Penandatanganan ini menjadi dasar hukum bagi penetapan 10 Rancangan Peraturan Daerah (Ranperda) prioritas yang akan dibahas pada tahun anggaran 2026.
10 Ranperda Prioritas Propemperda 2026
Rapat Paripurna yang dipimpin Ketua DPRD Medan Wong Chun Sen menetapkan daftar 10 Ranperda, terdiri atas:
Tiga Ranperda Kumulatif Terbuka
Pertanggungjawaban Pelaksanaan APBD Kota Medan Tahun 2025
Perubahan APBD Kota Medan Tahun 2026
APBD Kota Medan Tahun 2027
Tiga Ranperda Usulan Pemko Medan
Pencabutan Peraturan Daerah tentang Lembaga Kemasyarakatan
Perubahan Perda tentang Pajak Daerah dan Retribusi Daerah
Pengarusutamaan Gender (PUG)
Empat Ranperda Usulan DPRD Medan
Perubahan Perda Penanggulangan Kemiskinan
Perubahan Perda Sistem Kesehatan Kota Medan
Pembangunan dan Ketahanan Keluarga
Penghormatan terhadap Rumah Ibadah dan Pemuka Agama
Wali Kota Rico Waas: Regulasi Harus Terencana dan Memberi Kepastian Hukum
Dalam sambutannya, Wali Kota Medan Rico Tri Putra Bayu Waas menegaskan pentingnya penyusunan produk hukum daerah yang berorientasi kepastian, manfaat, dan ketertiban.
“Penyusunan peraturan daerah harus dilakukan secara terencana, sistematis, serta sesuai ketentuan perundang-undangan.

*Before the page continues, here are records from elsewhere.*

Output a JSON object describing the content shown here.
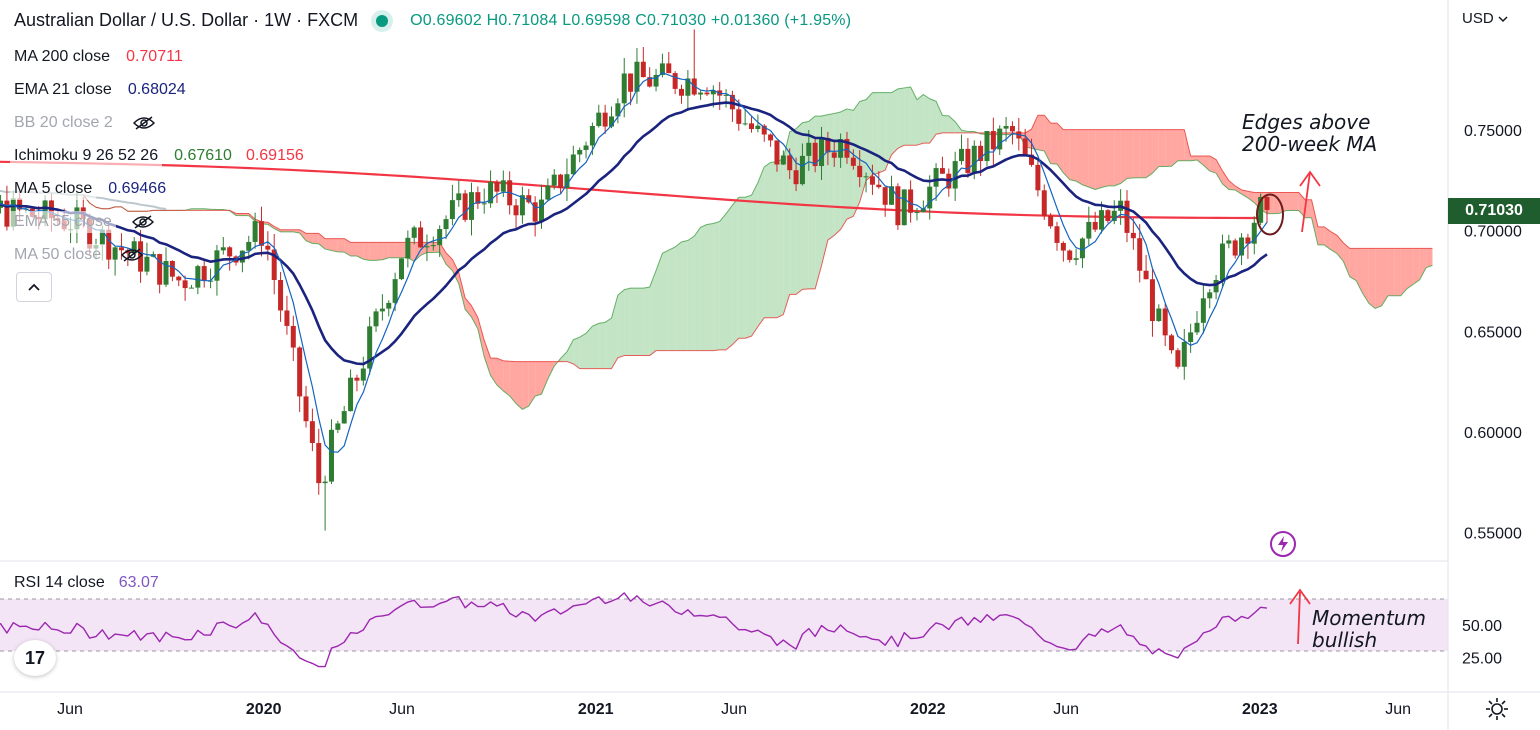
{
  "header": {
    "title": "Australian Dollar / U.S. Dollar · 1W · FXCM",
    "ohlc": "O0.69602 H0.71084 L0.69598 C0.71030 +0.01360 (+1.95%)",
    "currency": "USD",
    "currency_icon": "chevron-down-icon"
  },
  "indicators": [
    {
      "name": "MA 200 close",
      "value": "0.70711",
      "color": "#f23645",
      "hidden": false
    },
    {
      "name": "EMA 21 close",
      "value": "0.68024",
      "color": "#1a237e",
      "hidden": false
    },
    {
      "name": "BB 20 close 2",
      "value": "",
      "color": "",
      "hidden": true
    },
    {
      "name": "Ichimoku 9 26 52 26",
      "value": "0.67610",
      "value2": "0.69156",
      "color": "#2e7d32",
      "color2": "#f23645",
      "hidden": false
    },
    {
      "name": "MA 5 close",
      "value": "0.69466",
      "color": "#1a237e",
      "hidden": false
    },
    {
      "name": "EMA 55 close",
      "value": "",
      "color": "",
      "hidden": true
    },
    {
      "name": "MA 50 close",
      "value": "",
      "color": "",
      "hidden": true
    }
  ],
  "rsi": {
    "name": "RSI 14 close",
    "value": "63.07"
  },
  "last_price": "0.71030",
  "annotations": {
    "price_note_line1": "Edges above",
    "price_note_line2": "200-week MA",
    "rsi_note_line1": "Momentum",
    "rsi_note_line2": "bullish"
  },
  "logo_text": "17",
  "colors": {
    "up": "#2e7d32",
    "down": "#c62828",
    "ma200": "#f23645",
    "ema21": "#1a237e",
    "rsi": "#9c27b0",
    "cloud_bull": "#a5d6a7",
    "cloud_bear": "#ff8a80"
  },
  "chart_data": {
    "type": "candlestick",
    "symbol": "AUDUSD",
    "timeframe": "1W",
    "y_axis": {
      "ticks": [
        "0.75000",
        "0.70000",
        "0.65000",
        "0.60000",
        "0.55000"
      ],
      "range": [
        0.535,
        0.79
      ]
    },
    "x_axis": {
      "ticks": [
        "Jun",
        "2020",
        "Jun",
        "2021",
        "Jun",
        "2022",
        "Jun",
        "2023",
        "Jun"
      ]
    },
    "price_waypoints": [
      {
        "x": "Jun 2019",
        "close": 0.705
      },
      {
        "x": "Oct 2019",
        "close": 0.675
      },
      {
        "x": "Jan 2020",
        "close": 0.7
      },
      {
        "x": "Mar 2020",
        "close": 0.575
      },
      {
        "x": "Jun 2020",
        "close": 0.69
      },
      {
        "x": "Sep 2020",
        "close": 0.72
      },
      {
        "x": "Nov 2020",
        "close": 0.71
      },
      {
        "x": "Feb 2021",
        "close": 0.775
      },
      {
        "x": "May 2021",
        "close": 0.775
      },
      {
        "x": "Aug 2021",
        "close": 0.73
      },
      {
        "x": "Oct 2021",
        "close": 0.745
      },
      {
        "x": "Dec 2021",
        "close": 0.71
      },
      {
        "x": "Apr 2022",
        "close": 0.75
      },
      {
        "x": "Jun 2022",
        "close": 0.69
      },
      {
        "x": "Aug 2022",
        "close": 0.71
      },
      {
        "x": "Oct 2022",
        "close": 0.625
      },
      {
        "x": "Nov 2022",
        "close": 0.675
      },
      {
        "x": "Jan 2023",
        "close": 0.71
      }
    ],
    "rsi_panel": {
      "ticks": [
        "50.00",
        "25.00"
      ],
      "overbought": 70,
      "oversold": 30,
      "last": 63.07
    }
  }
}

Kami berharap seluruh Ranperda dalam Propemperda 2026 dapat dibahas dengan sebaik-baiknya agar menghasilkan regulasi yang menghadirkan kepastian hukum dan manfaat nyata bagi masyarakat,” ujar Rico.

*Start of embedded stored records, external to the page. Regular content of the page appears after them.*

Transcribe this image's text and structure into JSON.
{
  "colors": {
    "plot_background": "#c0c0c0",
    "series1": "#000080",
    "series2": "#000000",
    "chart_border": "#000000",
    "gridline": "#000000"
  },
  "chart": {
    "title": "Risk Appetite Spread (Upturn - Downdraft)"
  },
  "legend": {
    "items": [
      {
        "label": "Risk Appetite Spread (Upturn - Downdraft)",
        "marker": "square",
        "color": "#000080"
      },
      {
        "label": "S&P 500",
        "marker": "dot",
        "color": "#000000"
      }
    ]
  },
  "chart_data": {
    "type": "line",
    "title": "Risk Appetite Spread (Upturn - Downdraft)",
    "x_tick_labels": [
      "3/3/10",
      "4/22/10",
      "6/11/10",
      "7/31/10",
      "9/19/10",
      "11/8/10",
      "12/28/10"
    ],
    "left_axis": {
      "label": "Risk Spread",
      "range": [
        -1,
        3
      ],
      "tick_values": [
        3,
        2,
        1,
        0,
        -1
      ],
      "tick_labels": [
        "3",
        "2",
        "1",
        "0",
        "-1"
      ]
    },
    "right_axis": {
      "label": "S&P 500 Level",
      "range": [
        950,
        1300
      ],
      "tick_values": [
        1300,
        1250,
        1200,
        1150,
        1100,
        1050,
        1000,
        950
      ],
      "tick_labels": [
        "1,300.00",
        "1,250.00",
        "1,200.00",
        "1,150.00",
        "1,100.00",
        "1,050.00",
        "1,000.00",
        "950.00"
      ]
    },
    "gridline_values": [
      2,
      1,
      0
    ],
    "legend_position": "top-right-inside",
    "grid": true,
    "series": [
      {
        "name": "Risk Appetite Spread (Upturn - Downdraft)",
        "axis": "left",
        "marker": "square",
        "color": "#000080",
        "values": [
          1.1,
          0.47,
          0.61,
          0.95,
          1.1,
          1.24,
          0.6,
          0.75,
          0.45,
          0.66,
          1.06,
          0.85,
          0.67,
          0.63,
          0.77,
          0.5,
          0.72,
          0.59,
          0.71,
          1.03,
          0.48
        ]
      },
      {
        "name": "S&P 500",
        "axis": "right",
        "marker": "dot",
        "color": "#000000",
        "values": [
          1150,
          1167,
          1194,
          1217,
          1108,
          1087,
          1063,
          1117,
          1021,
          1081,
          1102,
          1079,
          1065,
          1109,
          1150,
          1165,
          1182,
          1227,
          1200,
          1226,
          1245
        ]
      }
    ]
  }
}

Bapemperda: Maksimal 10 Ranperda Sesuai Arahan Kemendagri
Ketua Bapemperda DPRD Medan, Afif Abdillah, melaporkan bahwa penyusunan daftar Ranperda dilakukan berdasarkan skala prioritas, kebutuhan hukum masyarakat, dan sinkronisasi antara DPRD serta Pemko Medan.

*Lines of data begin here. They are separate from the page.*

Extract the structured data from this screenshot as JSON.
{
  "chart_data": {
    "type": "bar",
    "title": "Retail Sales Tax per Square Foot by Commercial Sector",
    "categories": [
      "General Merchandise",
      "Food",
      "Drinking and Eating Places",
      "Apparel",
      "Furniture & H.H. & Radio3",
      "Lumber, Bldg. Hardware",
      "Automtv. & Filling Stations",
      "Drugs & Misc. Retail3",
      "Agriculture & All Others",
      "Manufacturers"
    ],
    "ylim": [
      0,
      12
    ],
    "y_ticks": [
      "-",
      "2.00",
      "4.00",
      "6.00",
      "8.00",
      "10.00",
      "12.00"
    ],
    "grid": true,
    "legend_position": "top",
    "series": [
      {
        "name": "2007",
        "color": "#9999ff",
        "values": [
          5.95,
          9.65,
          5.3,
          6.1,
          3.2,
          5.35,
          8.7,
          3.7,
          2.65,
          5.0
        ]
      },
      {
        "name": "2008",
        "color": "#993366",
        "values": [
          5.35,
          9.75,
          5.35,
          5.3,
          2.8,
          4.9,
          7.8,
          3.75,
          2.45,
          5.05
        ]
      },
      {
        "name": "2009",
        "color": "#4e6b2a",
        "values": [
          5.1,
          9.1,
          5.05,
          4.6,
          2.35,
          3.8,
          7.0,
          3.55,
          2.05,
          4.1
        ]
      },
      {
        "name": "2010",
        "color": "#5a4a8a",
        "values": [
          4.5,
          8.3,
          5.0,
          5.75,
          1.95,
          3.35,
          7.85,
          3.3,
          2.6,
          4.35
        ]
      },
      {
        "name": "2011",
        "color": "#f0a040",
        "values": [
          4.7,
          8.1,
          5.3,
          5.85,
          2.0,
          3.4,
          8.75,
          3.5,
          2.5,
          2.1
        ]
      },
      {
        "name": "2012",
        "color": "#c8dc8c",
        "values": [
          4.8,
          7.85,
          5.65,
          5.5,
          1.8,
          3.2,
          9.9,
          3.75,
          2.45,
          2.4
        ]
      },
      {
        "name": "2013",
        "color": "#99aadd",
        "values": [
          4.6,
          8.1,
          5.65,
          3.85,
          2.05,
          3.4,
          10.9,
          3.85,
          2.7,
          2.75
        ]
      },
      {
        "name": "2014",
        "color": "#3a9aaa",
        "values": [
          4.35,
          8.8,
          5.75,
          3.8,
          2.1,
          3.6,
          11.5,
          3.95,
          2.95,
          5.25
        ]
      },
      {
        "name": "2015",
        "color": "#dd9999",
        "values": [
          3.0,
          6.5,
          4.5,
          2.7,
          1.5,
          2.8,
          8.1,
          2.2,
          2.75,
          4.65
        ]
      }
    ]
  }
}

Afif menegaskan bahwa penetapan maksimal 10 Ranperda tahun 2026 mengacu pada surat pembinaan Kemendagri, yang membatasi jumlah usulan agar tidak melebihi 25 persen dari realisasi tahun sebelumnya.
“Kami berharap seluruh Ranperda ini menjadi instrumen penting yang mendukung pencapaian visi dan misi pembangunan Kota Medan,” ujar Afif.
“Regulasi tanpa arah adalah pembangunan tanpa pijakan.”
“Kepastian hukum adalah jantung dari peradaban kota modern.”
“Setiap Perda yang lahir harus menjadi jawaban, bukan sekadar dokumen.”
“Perencanaan yang baik adalah fondasi bagi pemerintahan yang bermartabat.”
“Hukum yang adil selalu berpihak pada kepentingan masyarakat luas.”
“Kolaborasi legislatif dan eksekutif adalah napas pembangunan kota.”
“Perubahan dimulai dari keberanian menetapkan prioritas.”